Humor Writing Tips There are essay humor writing tips as well. Reading essays that are dry and dull are not only not a picnic for the reader, but they are hardly a picnic for the writer either. No one wants to be bored to death by something they are reading. Obviously there are some topics that are not conducive to humor, such as death, but don't take everything so readily for granted. Sometimes you must make the most of what you're writing, and even if you are not using "funny writing" to make your writing conducive to a broader base of readers, merely stating facts and figures and not falling back on narrative or other more creative essay writing styles can be a hindrance to the sincerity of your piece. This is one place where euphemisms can come in handy in your writing.

The Mary Tyler Moore Show, a comedic giant, lightened the mood of an episode that revolved around death. Chuckles the Clown, dressed in a giant peanut outfit, was crushed to death by an elephant while playing grand marshal at a circus. The characters on the show thought this was a funny way to die, except for Mary, played by Mary Tyler Moore, who was amazed at how insensitive everyone was being. However, at the funeral, Mary stifles back numerous laughs during the eulogy and feels awful about it until the person delivering the eulogy tells her that it is keeping with Chuckles' wishes to remain in high spirits and laughing. Even though the topic of death is not something many feel should be toyed with in terms of humor, this episode proved the point that it can be done, and it can be done well.

Sign up for a joke-a-day on one of the many websites that offers that service.
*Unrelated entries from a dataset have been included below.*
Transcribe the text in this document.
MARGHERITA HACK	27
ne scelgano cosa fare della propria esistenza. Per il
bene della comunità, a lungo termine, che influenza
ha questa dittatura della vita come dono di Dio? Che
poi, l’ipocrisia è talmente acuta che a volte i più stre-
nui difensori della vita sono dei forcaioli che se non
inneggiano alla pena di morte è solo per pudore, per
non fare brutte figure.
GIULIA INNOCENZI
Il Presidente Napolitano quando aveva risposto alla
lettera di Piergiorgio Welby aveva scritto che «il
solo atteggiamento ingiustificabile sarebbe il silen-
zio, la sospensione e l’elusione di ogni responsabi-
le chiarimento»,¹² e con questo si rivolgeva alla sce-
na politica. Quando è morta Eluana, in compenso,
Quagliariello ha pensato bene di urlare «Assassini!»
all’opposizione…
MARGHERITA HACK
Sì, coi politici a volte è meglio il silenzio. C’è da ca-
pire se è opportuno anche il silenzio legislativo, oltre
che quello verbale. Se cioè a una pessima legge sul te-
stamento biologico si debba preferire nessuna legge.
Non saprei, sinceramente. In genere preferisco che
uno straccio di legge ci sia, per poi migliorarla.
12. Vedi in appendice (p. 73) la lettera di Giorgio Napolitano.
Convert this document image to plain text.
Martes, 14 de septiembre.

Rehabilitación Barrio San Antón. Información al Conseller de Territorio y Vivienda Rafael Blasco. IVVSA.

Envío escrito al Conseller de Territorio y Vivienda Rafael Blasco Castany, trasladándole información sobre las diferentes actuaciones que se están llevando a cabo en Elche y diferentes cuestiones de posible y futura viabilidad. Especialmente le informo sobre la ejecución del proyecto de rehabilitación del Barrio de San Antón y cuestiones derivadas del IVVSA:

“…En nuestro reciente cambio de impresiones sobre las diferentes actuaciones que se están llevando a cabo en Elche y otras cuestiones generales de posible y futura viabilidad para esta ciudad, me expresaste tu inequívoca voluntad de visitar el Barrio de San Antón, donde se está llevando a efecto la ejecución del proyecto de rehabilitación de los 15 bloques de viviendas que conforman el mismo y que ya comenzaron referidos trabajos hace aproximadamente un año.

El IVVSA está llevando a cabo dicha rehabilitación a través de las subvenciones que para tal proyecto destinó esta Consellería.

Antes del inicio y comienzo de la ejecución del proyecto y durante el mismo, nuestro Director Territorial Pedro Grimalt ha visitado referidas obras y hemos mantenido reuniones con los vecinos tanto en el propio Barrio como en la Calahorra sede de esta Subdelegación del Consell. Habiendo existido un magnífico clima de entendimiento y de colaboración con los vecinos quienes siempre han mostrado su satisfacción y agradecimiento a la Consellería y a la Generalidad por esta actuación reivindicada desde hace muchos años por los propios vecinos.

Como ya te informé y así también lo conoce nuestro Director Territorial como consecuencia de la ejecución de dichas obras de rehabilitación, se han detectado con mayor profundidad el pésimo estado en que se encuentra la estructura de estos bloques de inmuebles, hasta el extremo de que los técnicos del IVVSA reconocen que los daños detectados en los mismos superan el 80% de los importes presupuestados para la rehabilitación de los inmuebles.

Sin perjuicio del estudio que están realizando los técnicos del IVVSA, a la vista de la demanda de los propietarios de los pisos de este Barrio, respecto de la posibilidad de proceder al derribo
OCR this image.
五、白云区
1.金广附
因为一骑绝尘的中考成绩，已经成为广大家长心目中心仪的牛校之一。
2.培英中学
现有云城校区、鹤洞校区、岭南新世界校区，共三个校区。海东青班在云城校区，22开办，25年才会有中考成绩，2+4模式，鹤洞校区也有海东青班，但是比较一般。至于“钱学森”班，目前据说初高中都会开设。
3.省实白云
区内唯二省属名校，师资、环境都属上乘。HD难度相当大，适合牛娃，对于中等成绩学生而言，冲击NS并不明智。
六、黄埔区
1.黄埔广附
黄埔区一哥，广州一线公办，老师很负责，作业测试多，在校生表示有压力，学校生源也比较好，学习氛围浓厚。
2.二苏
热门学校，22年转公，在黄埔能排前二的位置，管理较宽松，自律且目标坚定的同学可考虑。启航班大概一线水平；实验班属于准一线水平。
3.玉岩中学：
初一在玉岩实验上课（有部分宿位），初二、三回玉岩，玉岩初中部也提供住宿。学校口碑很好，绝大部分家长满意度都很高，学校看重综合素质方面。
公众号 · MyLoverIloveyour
Read funny sayings and interpret them in different contexts to make for the widest variety of humor possible. Humor writing tips are not only in the words people tell you about how to go about writing humor, but they are found in the intricacies of life and the lightheartedness that we all sometimes forget life can possess. Let's sit back, relax, and let loose our writing inhibitions. In this way, we may just find the proper outlet for our humor and how to write it in a way that the largest amount of people will find comfort in. After all, I'd say that one of the top humor writing tips is to please your readers, but also to please yourself. If you feel pleased, your readers will surely have a better chance of feeling pleased as well.